ABSTRACT
Rates of molecular evolution were assessed by two approaches, allozyme electrophoresis and immunology (microcomplement fixation). The former gives a measure of the proportion of genes that differ between taxa and the latter gives a measure of the proportion of DNA triplets that differ between taxa for a single gene. We have both electrophoretic and immunological data for dasyurid marsupials, Australian rodents and Australian Rattus snakes. The estimates of evolutionary rates for each group, based on the two data sets, are comparable.
Rates of chromosome evolution were assessed from G-banding analyses. Comparisons between rates of chromosome evolution and rates of molecular evolution were available for the family Dasyuridae (marsupial mice), Australian Rattus (rodents), and Australian Hydromyinae (rodents). The data show virtually no correlation between chromosomal and molecular evolution. Moreover, cladistic analysis of the data shows that rates of chromosome evolution vary enormously between different lineages not only between groups but also within groups.

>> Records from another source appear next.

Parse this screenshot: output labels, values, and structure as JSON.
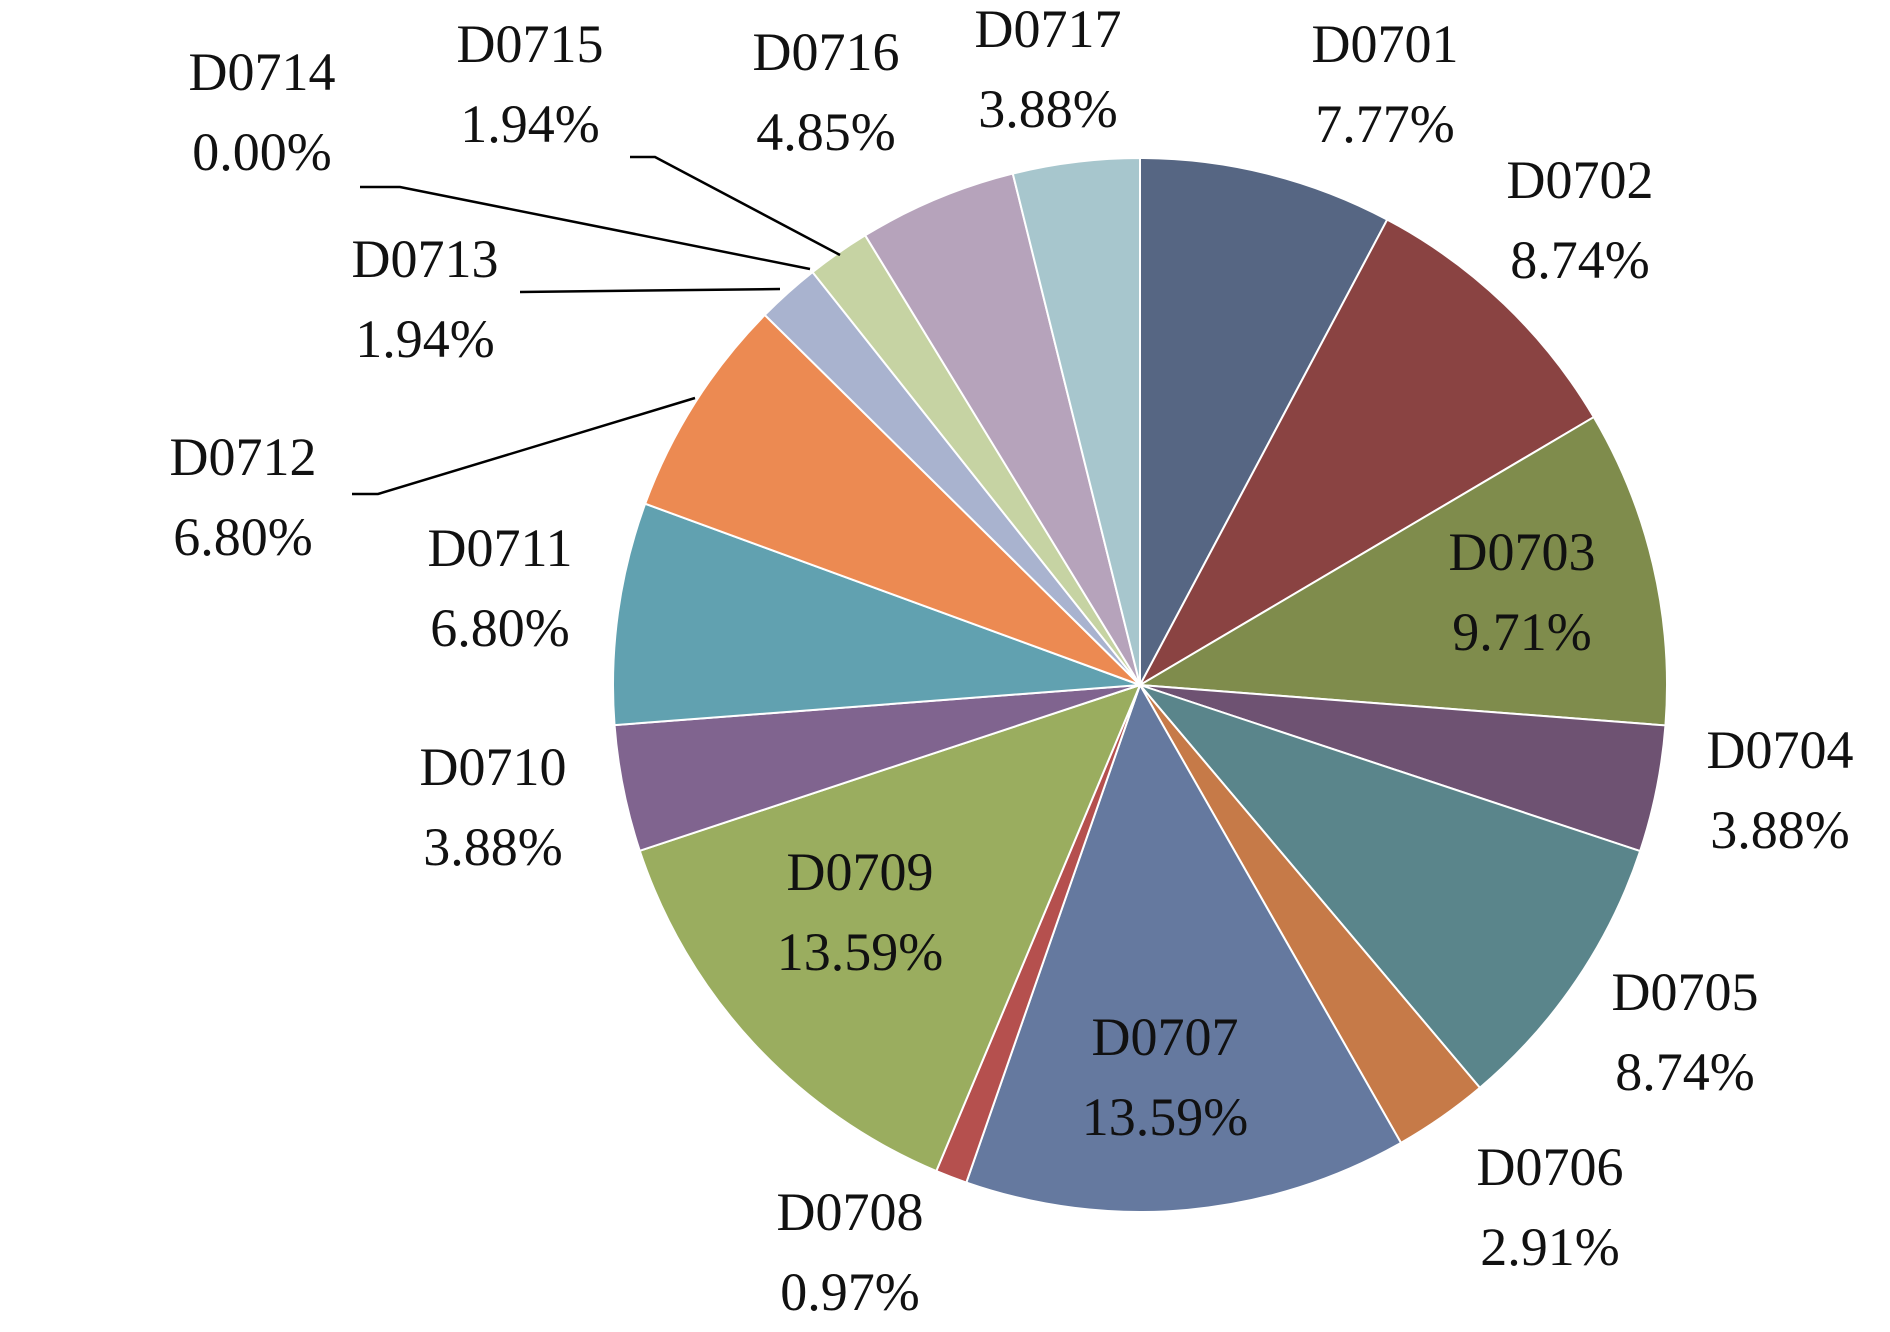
{
  "chart_data": {
    "type": "pie",
    "start_angle_deg": 0,
    "direction": "clockwise",
    "slices": [
      {
        "label": "D0701",
        "value": 7.77,
        "value_text": "7.77%",
        "color": "#566683"
      },
      {
        "label": "D0702",
        "value": 8.74,
        "value_text": "8.74%",
        "color": "#8a4342"
      },
      {
        "label": "D0703",
        "value": 9.71,
        "value_text": "9.71%",
        "color": "#7f8c4c"
      },
      {
        "label": "D0704",
        "value": 3.88,
        "value_text": "3.88%",
        "color": "#6e5272"
      },
      {
        "label": "D0705",
        "value": 8.74,
        "value_text": "8.74%",
        "color": "#5a858b"
      },
      {
        "label": "D0706",
        "value": 2.91,
        "value_text": "2.91%",
        "color": "#c67a48"
      },
      {
        "label": "D0707",
        "value": 13.59,
        "value_text": "13.59%",
        "color": "#65799f"
      },
      {
        "label": "D0708",
        "value": 0.97,
        "value_text": "0.97%",
        "color": "#b5504e"
      },
      {
        "label": "D0709",
        "value": 13.59,
        "value_text": "13.59%",
        "color": "#9aad5f"
      },
      {
        "label": "D0710",
        "value": 3.88,
        "value_text": "3.88%",
        "color": "#80648f"
      },
      {
        "label": "D0711",
        "value": 6.8,
        "value_text": "6.80%",
        "color": "#61a1b0"
      },
      {
        "label": "D0712",
        "value": 6.8,
        "value_text": "6.80%",
        "color": "#ec8a52"
      },
      {
        "label": "D0713",
        "value": 1.94,
        "value_text": "1.94%",
        "color": "#a9b3cf"
      },
      {
        "label": "D0714",
        "value": 0.0,
        "value_text": "0.00%",
        "color": "#d9a8a6"
      },
      {
        "label": "D0715",
        "value": 1.94,
        "value_text": "1.94%",
        "color": "#c6d3a3"
      },
      {
        "label": "D0716",
        "value": 4.85,
        "value_text": "4.85%",
        "color": "#b6a3bb"
      },
      {
        "label": "D0717",
        "value": 3.88,
        "value_text": "3.88%",
        "color": "#a7c6cd"
      }
    ]
  }
}
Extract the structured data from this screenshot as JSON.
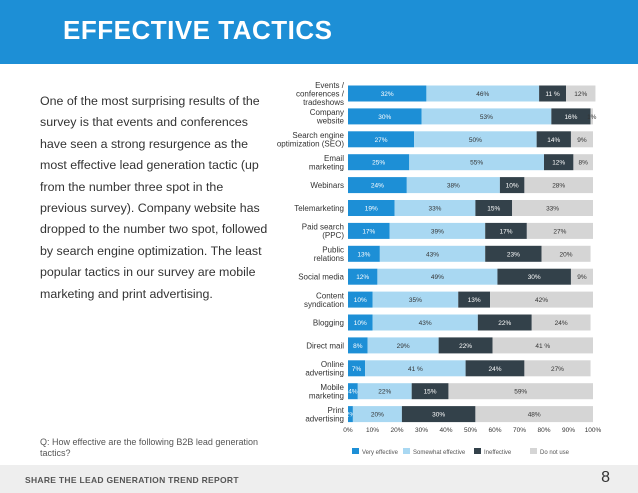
{
  "header": {
    "title": "EFFECTIVE TACTICS"
  },
  "body_text": "One of the most surprising results of the survey is that events and conferences have seen a strong resurgence as the most effective lead generation tactic (up from the number three spot in the previous survey). Company website has dropped to the number two spot, followed by search engine optimization. The least popular tactics in our survey are mobile marketing and print advertising.",
  "question": "Q: How effective are the following B2B lead generation tactics?",
  "footer": {
    "report_title": "SHARE THE LEAD GENERATION TREND REPORT",
    "page_number": "8"
  },
  "colors": {
    "very_effective": "#1d8fd6",
    "somewhat_effective": "#a9d8f2",
    "ineffective": "#33414a",
    "do_not_use": "#d5d5d5",
    "header": "#1d8fd6"
  },
  "chart_data": {
    "type": "bar",
    "orientation": "horizontal",
    "stacked": true,
    "categories": [
      [
        "Events /",
        "conferences /",
        "tradeshows"
      ],
      [
        "Company",
        "website"
      ],
      [
        "Search engine",
        "optimization (SEO)"
      ],
      [
        "Email",
        "marketing"
      ],
      [
        "Webinars"
      ],
      [
        "Telemarketing"
      ],
      [
        "Paid search",
        "(PPC)"
      ],
      [
        "Public",
        "relations"
      ],
      [
        "Social media"
      ],
      [
        "Content",
        "syndication"
      ],
      [
        "Blogging"
      ],
      [
        "Direct mail"
      ],
      [
        "Online",
        "advertising"
      ],
      [
        "Mobile",
        "marketing"
      ],
      [
        "Print",
        "advertising"
      ]
    ],
    "series": [
      {
        "name": "Very effective",
        "values": [
          32,
          30,
          27,
          25,
          24,
          19,
          17,
          13,
          12,
          10,
          10,
          8,
          7,
          4,
          2
        ],
        "labels": [
          "32%",
          "30%",
          "27%",
          "25%",
          "24%",
          "19%",
          "17%",
          "13%",
          "12%",
          "10%",
          "10%",
          "8%",
          "7%",
          "4%",
          "2%"
        ]
      },
      {
        "name": "Somewhat effective",
        "values": [
          46,
          53,
          50,
          55,
          38,
          33,
          39,
          43,
          49,
          35,
          43,
          29,
          41,
          22,
          20
        ],
        "labels": [
          "46%",
          "53%",
          "50%",
          "55%",
          "38%",
          "33%",
          "39%",
          "43%",
          "49%",
          "35%",
          "43%",
          "29%",
          "41 %",
          "22%",
          "20%"
        ]
      },
      {
        "name": "Ineffective",
        "values": [
          11,
          16,
          14,
          12,
          10,
          15,
          17,
          23,
          30,
          13,
          22,
          22,
          24,
          15,
          30
        ],
        "labels": [
          "11 %",
          "16%",
          "14%",
          "12%",
          "10%",
          "15%",
          "17%",
          "23%",
          "30%",
          "13%",
          "22%",
          "22%",
          "24%",
          "15%",
          "30%"
        ]
      },
      {
        "name": "Do not use",
        "values": [
          12,
          1,
          9,
          8,
          28,
          33,
          27,
          20,
          9,
          42,
          24,
          41,
          27,
          59,
          48
        ],
        "labels": [
          "12%",
          "1%",
          "9%",
          "8%",
          "28%",
          "33%",
          "27%",
          "20%",
          "9%",
          "42%",
          "24%",
          "41 %",
          "27%",
          "59%",
          "48%"
        ]
      }
    ],
    "x_ticks": [
      "0%",
      "10%",
      "20%",
      "30%",
      "40%",
      "50%",
      "60%",
      "70%",
      "80%",
      "90%",
      "100%"
    ],
    "xlim": [
      0,
      100
    ],
    "legend": "bottom",
    "grid": false
  }
}
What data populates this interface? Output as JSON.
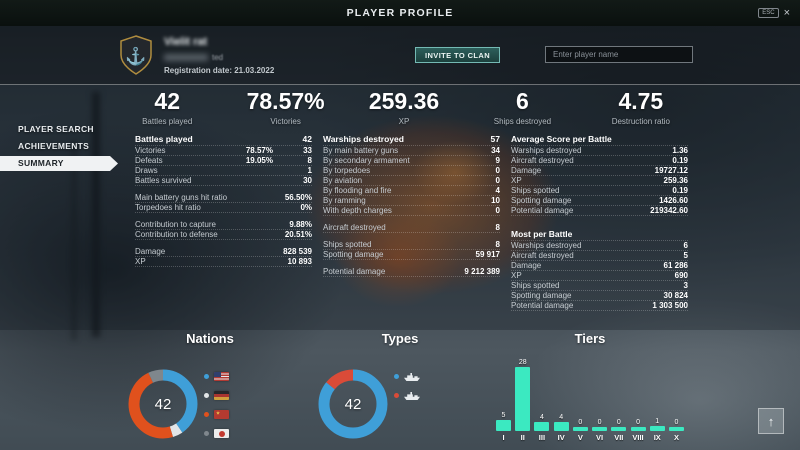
{
  "title_bar": {
    "title": "PLAYER PROFILE",
    "esc_key": "ESC",
    "close": "×"
  },
  "player_header": {
    "name": "Vielit rat",
    "name_suffix": "ted",
    "registration": "Registration date: 21.03.2022",
    "invite_button": "INVITE TO CLAN",
    "search_placeholder": "Enter player name"
  },
  "summary_stats": [
    {
      "value": "42",
      "label": "Battles played"
    },
    {
      "value": "78.57%",
      "label": "Victories"
    },
    {
      "value": "259.36",
      "label": "XP"
    },
    {
      "value": "6",
      "label": "Ships destroyed"
    },
    {
      "value": "4.75",
      "label": "Destruction ratio"
    }
  ],
  "sidebar": {
    "items": [
      {
        "label": "PLAYER SEARCH",
        "active": false
      },
      {
        "label": "ACHIEVEMENTS",
        "active": false
      },
      {
        "label": "SUMMARY",
        "active": true
      }
    ]
  },
  "tables": {
    "left": {
      "title": "Battles played",
      "title_value": "42",
      "rows": [
        {
          "label": "Victories",
          "mid": "78.57%",
          "value": "33"
        },
        {
          "label": "Defeats",
          "mid": "19.05%",
          "value": "8"
        },
        {
          "label": "Draws",
          "value": "1"
        },
        {
          "label": "Battles survived",
          "value": "30"
        },
        {
          "spacer": true
        },
        {
          "label": "Main battery guns hit ratio",
          "value": "56.50%"
        },
        {
          "label": "Torpedoes hit ratio",
          "value": "0%"
        },
        {
          "spacer": true
        },
        {
          "label": "Contribution to capture",
          "value": "9.88%"
        },
        {
          "label": "Contribution to defense",
          "value": "20.51%"
        },
        {
          "spacer": true
        },
        {
          "label": "Damage",
          "value": "828 539"
        },
        {
          "label": "XP",
          "value": "10 893"
        }
      ]
    },
    "middle": {
      "title": "Warships destroyed",
      "title_value": "57",
      "rows": [
        {
          "label": "By main battery guns",
          "value": "34"
        },
        {
          "label": "By secondary armament",
          "value": "9"
        },
        {
          "label": "By torpedoes",
          "value": "0"
        },
        {
          "label": "By aviation",
          "value": "0"
        },
        {
          "label": "By flooding and fire",
          "value": "4"
        },
        {
          "label": "By ramming",
          "value": "10"
        },
        {
          "label": "With depth charges",
          "value": "0"
        },
        {
          "spacer": true
        },
        {
          "label": "Aircraft destroyed",
          "value": "8"
        },
        {
          "spacer": true
        },
        {
          "label": "Ships spotted",
          "value": "8"
        },
        {
          "label": "Spotting damage",
          "value": "59 917"
        },
        {
          "spacer": true
        },
        {
          "label": "Potential damage",
          "value": "9 212 389"
        }
      ]
    },
    "right_top": {
      "title": "Average Score per Battle",
      "title_value": "",
      "rows": [
        {
          "label": "Warships destroyed",
          "value": "1.36"
        },
        {
          "label": "Aircraft destroyed",
          "value": "0.19"
        },
        {
          "label": "Damage",
          "value": "19727.12"
        },
        {
          "label": "XP",
          "value": "259.36"
        },
        {
          "label": "Ships spotted",
          "value": "0.19"
        },
        {
          "label": "Spotting damage",
          "value": "1426.60"
        },
        {
          "label": "Potential damage",
          "value": "219342.60"
        }
      ]
    },
    "right_bottom": {
      "title": "Most per Battle",
      "title_value": "",
      "rows": [
        {
          "label": "Warships destroyed",
          "value": "6"
        },
        {
          "label": "Aircraft destroyed",
          "value": "5"
        },
        {
          "label": "Damage",
          "value": "61 286"
        },
        {
          "label": "XP",
          "value": "690"
        },
        {
          "label": "Ships spotted",
          "value": "3"
        },
        {
          "label": "Spotting damage",
          "value": "30 824"
        },
        {
          "label": "Potential damage",
          "value": "1 303 500"
        }
      ]
    }
  },
  "chart_data": [
    {
      "type": "pie",
      "title": "Nations",
      "center_label": "42",
      "total": 42,
      "legend_position": "right",
      "slices": [
        {
          "flag": "usa",
          "color": "#3f9fd8",
          "value": 17
        },
        {
          "flag": "germany",
          "color": "#e2e5e7",
          "value": 2
        },
        {
          "flag": "ussr",
          "color": "#e0511d",
          "value": 20
        },
        {
          "flag": "japan",
          "color": "#7f878d",
          "value": 3
        }
      ]
    },
    {
      "type": "pie",
      "title": "Types",
      "center_label": "42",
      "total": 42,
      "legend_position": "right",
      "slices": [
        {
          "icon": "ship-icon",
          "color": "#3f9fd8",
          "value": 36
        },
        {
          "icon": "ship-icon",
          "color": "#da4b38",
          "value": 6
        }
      ]
    },
    {
      "type": "bar",
      "title": "Tiers",
      "categories": [
        "I",
        "II",
        "III",
        "IV",
        "V",
        "VI",
        "VII",
        "VIII",
        "IX",
        "X"
      ],
      "values": [
        5,
        28,
        4,
        4,
        0,
        0,
        0,
        0,
        1,
        0
      ],
      "bar_color": "#3be9c1",
      "ylim": [
        0,
        28
      ],
      "grid": false,
      "value_labels": true
    }
  ]
}
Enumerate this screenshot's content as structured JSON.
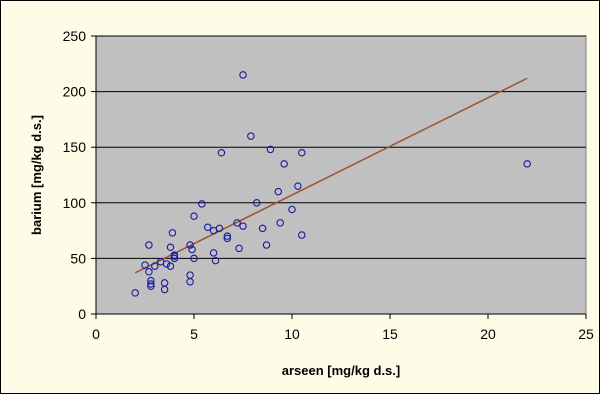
{
  "colors": {
    "background": "#fefbe6",
    "plot_area": "#c0c0c0",
    "gridline": "#000000",
    "marker": "#1a1aa6",
    "trendline": "#a0522d"
  },
  "chart_data": {
    "type": "scatter",
    "title": "",
    "xlabel": "arseen [mg/kg d.s.]",
    "ylabel": "barium [mg/kg d.s.]",
    "xlim": [
      0,
      25
    ],
    "ylim": [
      0,
      250
    ],
    "x_ticks": [
      0,
      5,
      10,
      15,
      20,
      25
    ],
    "y_ticks": [
      0,
      50,
      100,
      150,
      200,
      250
    ],
    "grid": "horizontal",
    "legend": "none",
    "marker": "open-circle",
    "series": [
      {
        "points": [
          [
            2.0,
            19
          ],
          [
            2.5,
            44
          ],
          [
            2.7,
            62
          ],
          [
            2.7,
            38
          ],
          [
            2.8,
            30
          ],
          [
            2.8,
            25
          ],
          [
            2.8,
            27
          ],
          [
            3.0,
            43
          ],
          [
            3.3,
            47
          ],
          [
            3.5,
            22
          ],
          [
            3.5,
            28
          ],
          [
            3.6,
            45
          ],
          [
            3.8,
            60
          ],
          [
            3.8,
            43
          ],
          [
            3.9,
            73
          ],
          [
            4.0,
            52
          ],
          [
            4.0,
            50
          ],
          [
            4.0,
            53
          ],
          [
            4.8,
            62
          ],
          [
            4.8,
            35
          ],
          [
            4.8,
            29
          ],
          [
            4.9,
            58
          ],
          [
            5.0,
            88
          ],
          [
            5.0,
            50
          ],
          [
            5.4,
            99
          ],
          [
            5.7,
            78
          ],
          [
            6.0,
            55
          ],
          [
            6.0,
            75
          ],
          [
            6.1,
            48
          ],
          [
            6.3,
            77
          ],
          [
            6.4,
            145
          ],
          [
            6.7,
            70
          ],
          [
            6.7,
            68
          ],
          [
            7.2,
            82
          ],
          [
            7.3,
            59
          ],
          [
            7.5,
            79
          ],
          [
            7.5,
            215
          ],
          [
            7.9,
            160
          ],
          [
            8.2,
            100
          ],
          [
            8.5,
            77
          ],
          [
            8.7,
            62
          ],
          [
            8.9,
            148
          ],
          [
            9.3,
            110
          ],
          [
            9.4,
            82
          ],
          [
            9.6,
            135
          ],
          [
            10.0,
            94
          ],
          [
            10.3,
            115
          ],
          [
            10.5,
            71
          ],
          [
            10.5,
            145
          ],
          [
            22.0,
            135
          ]
        ]
      }
    ],
    "trendline": {
      "x": [
        2.0,
        22.0
      ],
      "y": [
        37,
        212
      ]
    }
  }
}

Although rates of electrophoretic, immunological and chromosomal evolution can be measured objectively, the same cannot be said of morphological evolution. We have attempted to overcome this problem by choosing extremes of morphological divergence, from sibling species (which by definition are morphologically very similar) to species that are clearly very different morphologically even to the casual observer. Examples of sibling species that nevertheless differ greatly at the molecular level include bats of the Eptesicus pumilis complex in Australia and marsupial mice of the Sminthopsis murina complex. The other extreme is represented by 176Australian cockatoos of the genus Cacatua and Australian elapid snakes, where species that are very similar at the molecular level are nevertheless very different at the morphological level.
The data show that molecules, chromosomes and morphology evolve at very different rates. A large body of evidence suggests that, of the three, molecular evolution is the closest to being constant with time. If this is true, then rates of morphological and chromosomal evolution vary enormously with time.